If the Achilles tendon length is preventing your child from walking properly, his or her pediatrician may suggest lengthening surgery to stretch the tendon. There are several ways to do this surgery. The surgeon may place nicks in the surface of the tendon to stretch it, loosen the tendon from the calf to increase movement, or detach, stretch and reattach the tendon. In either case, your child will then have to have rehabilitative therapy for a full recovery.

The First Stage of Therapy

The very first stage of therapy starts right after the cast is placed following surgery. The primary focus of this therapy will be to teach your child how to function with the cast. You'll have a series of stretches and range of motion tasks to do at home, too. For example, your child may have muscle toning exercises to do for strengthening thigh and buttocks muscles, leg raises and some weight-bearing tasks for the leg that was operated on.

The Second Stage of Therapy

Once the cast is removed, your child will start the second phase of therapy. This stage requires more active work. During this process, he or she will start stretching the foot at the ankle through flexing exercises.

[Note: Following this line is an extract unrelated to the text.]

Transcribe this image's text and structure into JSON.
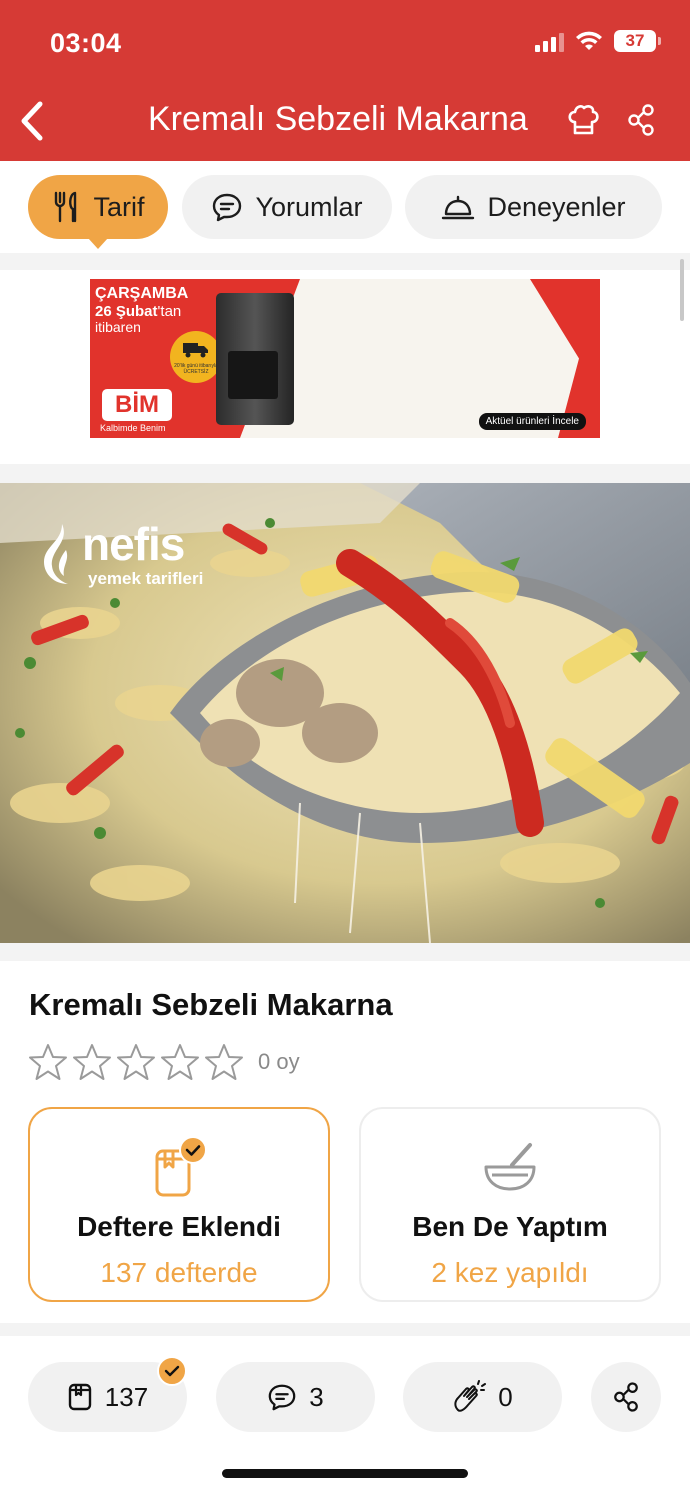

Sometimes, the rehabilitation specialists will use electrical stimulation like a TENS unit to help encourage nerve response and healing.

As the recovery process progresses, your child's rehabilitation specialist will help your child to gradually put weight on the affected foot. This will also shift into training for proper heel-to-toe steps. Since your child has walked on his or her toes for so long, this may be a skill that has to be learned all over again. Finally, there will be some stretches for the calf and ankle that are designed to maintain the length and condition of the tendon.

Complete recovery from surgery on the Achilles tendon may take months depending on the case. The rehabilitation services that follow surgery are essential to strengthen the muscle and tendon in that area for the best results.